Cannot print variable name in PHP file

[gdebojyoti.mail96]

I want to save the following line in a file in PHP:

Code:

<?php $value=15; ?>

For this, I am using the following code:

Code:

$myFileHandle=fopen($myurl,'w');   // $myurl = URL of the file
$myData="<?php $value=".$value."; ?>"; // $value = 15
fwrite($myFileHandle,$myData);
fclose($myFileHandle);

But when I open the file, I find the following statement:

Code:

<?php 15=15; ?>

What am I doing wrong?

By the way, I am using WAMP server.

[essellar]

When you use double quotes as a string delimiter, variables within the string are evaluated. With single quotes, you'd get a literal "$value" in $myData instead of the evaluated version.
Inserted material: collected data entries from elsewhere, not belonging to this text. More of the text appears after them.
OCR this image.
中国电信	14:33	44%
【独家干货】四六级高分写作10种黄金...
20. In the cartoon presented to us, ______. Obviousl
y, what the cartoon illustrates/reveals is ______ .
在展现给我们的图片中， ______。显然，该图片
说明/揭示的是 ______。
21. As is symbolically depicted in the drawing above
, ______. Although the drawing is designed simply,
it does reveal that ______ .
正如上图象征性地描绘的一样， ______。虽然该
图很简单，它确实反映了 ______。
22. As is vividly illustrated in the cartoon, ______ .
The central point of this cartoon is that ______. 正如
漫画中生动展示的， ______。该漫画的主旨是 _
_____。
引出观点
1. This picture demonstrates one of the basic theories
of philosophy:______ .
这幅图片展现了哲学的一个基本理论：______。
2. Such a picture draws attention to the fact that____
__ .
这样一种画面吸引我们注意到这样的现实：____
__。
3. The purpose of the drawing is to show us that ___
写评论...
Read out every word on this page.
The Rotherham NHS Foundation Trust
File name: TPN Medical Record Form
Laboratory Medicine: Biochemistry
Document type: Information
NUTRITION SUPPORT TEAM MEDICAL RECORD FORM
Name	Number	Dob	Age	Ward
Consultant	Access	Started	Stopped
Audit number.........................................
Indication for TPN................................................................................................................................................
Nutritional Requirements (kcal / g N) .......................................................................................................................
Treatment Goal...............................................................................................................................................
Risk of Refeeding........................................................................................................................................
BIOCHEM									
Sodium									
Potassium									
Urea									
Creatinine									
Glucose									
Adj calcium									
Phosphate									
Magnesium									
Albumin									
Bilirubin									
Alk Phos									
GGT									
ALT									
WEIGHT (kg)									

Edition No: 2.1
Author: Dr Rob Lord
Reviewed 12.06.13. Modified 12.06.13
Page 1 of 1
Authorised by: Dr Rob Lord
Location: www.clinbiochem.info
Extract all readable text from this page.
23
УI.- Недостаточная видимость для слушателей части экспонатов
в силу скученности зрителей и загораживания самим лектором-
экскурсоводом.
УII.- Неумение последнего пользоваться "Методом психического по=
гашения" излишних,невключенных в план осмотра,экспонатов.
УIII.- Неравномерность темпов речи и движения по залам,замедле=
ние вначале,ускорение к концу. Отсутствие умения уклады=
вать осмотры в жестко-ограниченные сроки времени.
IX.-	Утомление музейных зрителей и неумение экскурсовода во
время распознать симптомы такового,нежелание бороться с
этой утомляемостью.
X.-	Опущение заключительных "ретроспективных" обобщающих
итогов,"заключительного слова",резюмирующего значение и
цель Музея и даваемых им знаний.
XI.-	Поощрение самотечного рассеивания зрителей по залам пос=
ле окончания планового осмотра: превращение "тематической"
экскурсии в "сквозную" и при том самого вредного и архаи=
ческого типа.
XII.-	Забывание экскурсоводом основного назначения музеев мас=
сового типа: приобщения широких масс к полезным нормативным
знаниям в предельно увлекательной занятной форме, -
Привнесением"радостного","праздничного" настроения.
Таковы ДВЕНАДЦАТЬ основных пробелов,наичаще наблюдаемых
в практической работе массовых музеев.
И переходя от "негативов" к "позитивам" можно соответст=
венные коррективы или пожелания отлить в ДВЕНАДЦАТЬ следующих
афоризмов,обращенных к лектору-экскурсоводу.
In double quotes, you need to escape the sigil:

PHP Code:

$myData="<?php \$value=".$value."; ?>"; // $value = 15

[gdebojyoti.mail96]

Thank you.

[misson]

Note that if you're using double-quotes, you don't need to use the concatenation operator when combining data from a variable:

PHP Code:

$myData="<?php \$value=$value; ?>"; // $value = 15

Alternatively, if you use single quotes, you don't need to escape the dollar sign:

PHP Code:

$myData='<?php $value=' . (int) $value. '; ?>'; // $value = 15

All in all, you'd do well to read up on PHP string syntax.

Also, be wary of injection attacks. If the data comes from user input, filter it appropriately.